As a generalization: Enterprise languages. Java and .NET are probably the most prevalent across general-purpose software developer jobs these days. A lot of the “new-stack” bleeding edge startups are looking for node.js developers and a variety of front ender experences like Angular, React, etc.
C# and Java are quite similar.
C++ dominates the embedded/tailored jobs but you really need a lot of industry-specific experience in order to be considered for those positions.
If you are market language focused I’d look at your favourite local job site, drill down to all the programmer jobs, and then do a quick tally of the languages required for those. You’ll quickly gain a pretty good understanding of the majority of your local market.

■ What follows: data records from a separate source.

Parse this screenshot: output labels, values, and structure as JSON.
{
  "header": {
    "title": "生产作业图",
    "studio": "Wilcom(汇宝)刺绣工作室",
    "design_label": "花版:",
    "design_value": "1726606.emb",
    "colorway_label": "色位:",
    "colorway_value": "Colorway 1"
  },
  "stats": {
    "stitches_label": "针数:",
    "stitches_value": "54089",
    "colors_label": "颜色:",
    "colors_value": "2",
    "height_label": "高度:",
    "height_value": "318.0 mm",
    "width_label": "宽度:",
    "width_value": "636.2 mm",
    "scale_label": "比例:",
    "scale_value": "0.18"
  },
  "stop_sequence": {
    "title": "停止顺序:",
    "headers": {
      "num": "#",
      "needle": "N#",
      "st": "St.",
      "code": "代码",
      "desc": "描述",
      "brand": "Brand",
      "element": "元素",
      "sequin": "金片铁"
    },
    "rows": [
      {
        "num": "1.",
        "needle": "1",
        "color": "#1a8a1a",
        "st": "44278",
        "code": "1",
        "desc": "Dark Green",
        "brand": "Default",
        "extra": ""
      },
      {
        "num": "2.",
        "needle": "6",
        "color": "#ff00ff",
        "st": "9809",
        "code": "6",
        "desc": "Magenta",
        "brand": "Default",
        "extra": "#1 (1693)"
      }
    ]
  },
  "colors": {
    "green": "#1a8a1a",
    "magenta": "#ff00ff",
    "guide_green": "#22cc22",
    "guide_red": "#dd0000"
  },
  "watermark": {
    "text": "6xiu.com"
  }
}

If you are young and lookng to study, go to uni and do a computer science degree. That is the basis of all your programmy knowledge. Alternatively, you’ll need to get passionate and start bashing on some stuff to learn the language and all the auxilliary shit around it. SQL for data storage, configuation file languages, good design practices, etc.
Software is an art form and it’s friggin’ hard, when I interview developers I am not looking for people who just do it for money and have no base: You either do it because you’ve chosen it as a career and have studied it, or you’re a passionate person who has done a bunch of mad stuff just cause you like it.
Most programmers who have a computer science background go into grunt jobs just sit down and bash out work items all day, which is fine, but you need to study.
When I am interviewing I couldn’t care less about the traditional "tell me about a time where you worked in a team" pre-meditated bullshit questions where someone can formulate an answer in front of a mirror, I ask people about rad projects, what they like to develop, open-source they have contributed, and whether they can effectively communicate with a bubble in their voice and a fire in their belly about what they are doing with themselves. Bonus points if they bring in a laptop and we can sit and go over some code.
Employees who can communicate with a bit of passion about software are more valuable than people who can rehearse a standard interview. Means you’re more likely to communiate and not be a giant arse to users or stakeholders, and more likely to think for yourself. Above all, you’re more likely to do a good job if you actually care about what you are doing.